Sovereignty over a wilderness, particularly after the first World War, changed the focus of Antarctica from heroic discovery to the far less dignified business of jostling for territory through surreptitious flag-raising ceremonies, intense behind-the-scenes lobbying and even old-fashioned gunboat diplomacy. Scientists, environmentalists and even big business, all of whom have their own clearly defined interest in the future of the continent, can only watch from the wings.
Day’s informative book is a saga of the politicisation of Antarctica, notably from the moment in the late 1930s when the United States entered the territorial contest and the Soviet Union dusted off Bellingshausen’s 120-year-old charts to fashion its own claim to chunks of land.
Without an indigenous population, it was wasteful to send an occupying army or establish a civil service to assert a nation’s authority. But something had to be done, and some resorted to unusual methods. Pregnant women were sent from Chile or Argentina to give birth on remote Antarctic scientific outposts in the hope it would reinforce their country’s claims. Mother and child were always allowed home afterwards, but the symbolism was inescapable. Some countries even spoke of developing colonies in the icy wastes; others saw the opening of post offices and the issuing of stamps as a way to demonstrate commitment. Rival countries produced a confusing array of maps, each one containing its own names for rival territories.

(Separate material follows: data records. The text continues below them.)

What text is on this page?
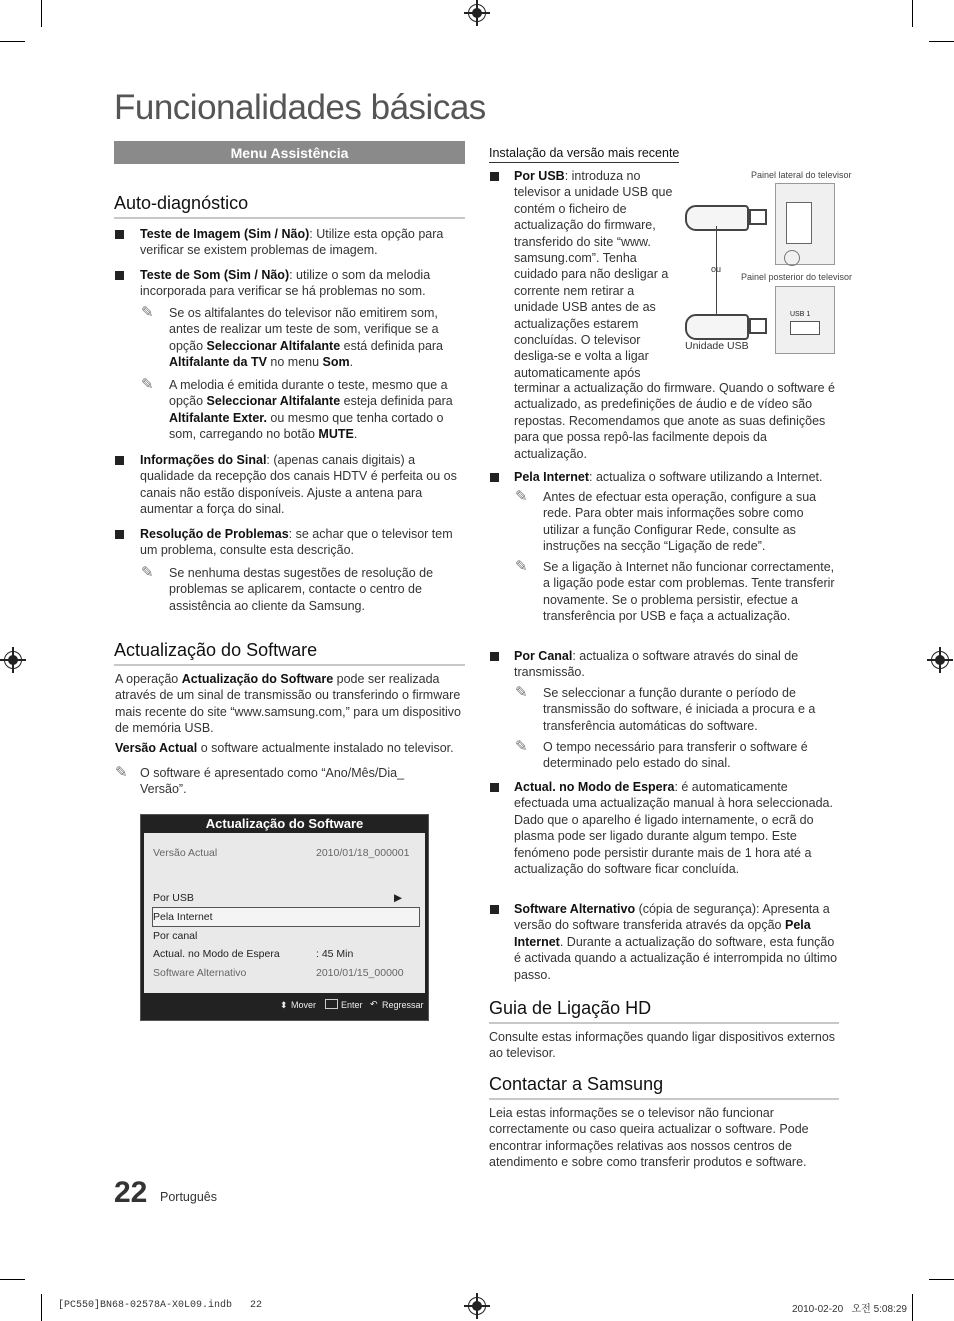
Funcionalidades básicas
Menu Assistência
Auto-diagnóstico
Teste de Imagem (Sim / Não): Utilize esta opção para verificar se existem problemas de imagem.
Teste de Som (Sim / Não): utilize o som da melodia incorporada para verificar se há problemas no som.
✎ Se os altifalantes do televisor não emitirem som, antes de realizar um teste de som, verifique se a opção Seleccionar Altifalante está definida para Altifalante da TV no menu Som.
✎ A melodia é emitida durante o teste, mesmo que a opção Seleccionar Altifalante esteja definida para Altifalante Exter. ou mesmo que tenha cortado o som, carregando no botão MUTE.
Informações do Sinal: (apenas canais digitais) a qualidade da recepção dos canais HDTV é perfeita ou os canais não estão disponíveis. Ajuste a antena para aumentar a força do sinal.
Resolução de Problemas: se achar que o televisor tem um problema, consulte esta descrição.
✎ Se nenhuma destas sugestões de resolução de problemas se aplicarem, contacte o centro de assistência ao cliente da Samsung.
Actualização do Software
A operação Actualização do Software pode ser realizada através de um sinal de transmissão ou transferindo o firmware mais recente do site “www.samsung.com,” para um dispositivo de memória USB.
Versão Actual o software actualmente instalado no televisor.
✎ O software é apresentado como “Ano/Mês/Dia_ Versão”.
Actualização do Software
Versão Actual	2010/01/18_000001
Por USB	▶
Pela Internet
Por canal
Actual. no Modo de Espera	: 45 Min
Software Alternativo	2010/01/15_00000
⬍ Mover	Enter ↶ Regressar
Instalação da versão mais recente
Por USB: introduza no televisor a unidade USB que contém o ficheiro de actualização do firmware, transferido do site “www. samsung.com”. Tenha cuidado para não desligar a corrente nem retirar a unidade USB antes de as actualizações estarem concluídas. O televisor desliga-se e volta a ligar automaticamente após
terminar a actualização do firmware. Quando o software é actualizado, as predefinições de áudio e de vídeo são repostas. Recomendamos que anote as suas definições para que possa repô-las facilmente depois da actualização.
Painel lateral do televisor
ou
Painel posterior do televisor
USB 1
Unidade USB
Pela Internet: actualiza o software utilizando a Internet.
✎ Antes de efectuar esta operação, configure a sua rede. Para obter mais informações sobre como utilizar a função Configurar Rede, consulte as instruções na secção “Ligação de rede”.
✎ Se a ligação à Internet não funcionar correctamente, a ligação pode estar com problemas. Tente transferir novamente. Se o problema persistir, efectue a transferência por USB e faça a actualização.
Por Canal: actualiza o software através do sinal de transmissão.
✎ Se seleccionar a função durante o período de transmissão do software, é iniciada a procura e a transferência automáticas do software.
✎ O tempo necessário para transferir o software é determinado pelo estado do sinal.
Actual. no Modo de Espera: é automaticamente efectuada uma actualização manual à hora seleccionada. Dado que o aparelho é ligado internamente, o ecrã do plasma pode ser ligado durante algum tempo. Este fenómeno pode persistir durante mais de 1 hora até a actualização do software ficar concluída.
Software Alternativo (cópia de segurança): Apresenta a versão do software transferida através da opção Pela Internet. Durante a actualização do software, esta função é activada quando a actualização é interrompida no último passo.
Guia de Ligação HD
Consulte estas informações quando ligar dispositivos externos ao televisor.
Contactar a Samsung
Leia estas informações se o televisor não funcionar correctamente ou caso queira actualizar o software. Pode encontrar informações relativas aos nossos centros de atendimento e sobre como transferir produtos e software.
22 Português
[PC550]BN68-02578A-X0L09.indb   22	2010-02-20   오전 5:08:29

The rivalries, in the main, have been mostly peaceful, although the risk of conflict has never been far from the surface. As Day makes clear, the first permanently manned bases were largely a result of German aggression during the second World War.
Surprisingly, Day skims over the more bloody Falklands War between Britain and Argentina in 1982, when almost 1,000 people were killed. The British struggle to defend small islands 12,750km from London, and Argentina’s persistent claim to the islands, suggest there will be more opportunities to explore this unhappy saga.
Fortunately, the Antarctic Treaty, which was signed in 1959, has been a great force for peace and stability. With the fundamental issues over sovereignty unresolved, the future may not be so peaceful. In addition, the conflicting commercial interests of oil and mineral prospectors and environmentalists have added a powerful new dimension to any consideration of Antarctica’s future.
Day prefers not to speculate too far ahead. But his thought-provoking and detailed work reminds us that the future of Antarctica remains even more fiercely disputed and uncertain than when Bellingshausen and Bransfield first saw the continent.
The challenge for Day is to sustain the narrative of countless flag-waving ceremonies, years of international diplomacy and ongoing political rivalries, and in some respects he succeeds. Few would argue that the pioneering exploits of the early explorers makes more interesting reading, but he goes some way towards convincing us that the more mundane politicisation of Antarctica is probably more important.
Day has been sorely let down by some curious editorial decisions, however, such as the inclusion of a photograph of an obscure Japanese expedition that achieved little worthwhile but the absence of an image of Amundsen’s triumphant journey to the South Pole.
Even more baffling is the near total absence of maps. This book is heavily dependent on geography, yet the only maps are one ancient offering drawn more than 200 years before the continent was even sighted and a limited German map from 1910, when only a fraction of the huge landmass was known. Literate penguins would be amazed at the oversight.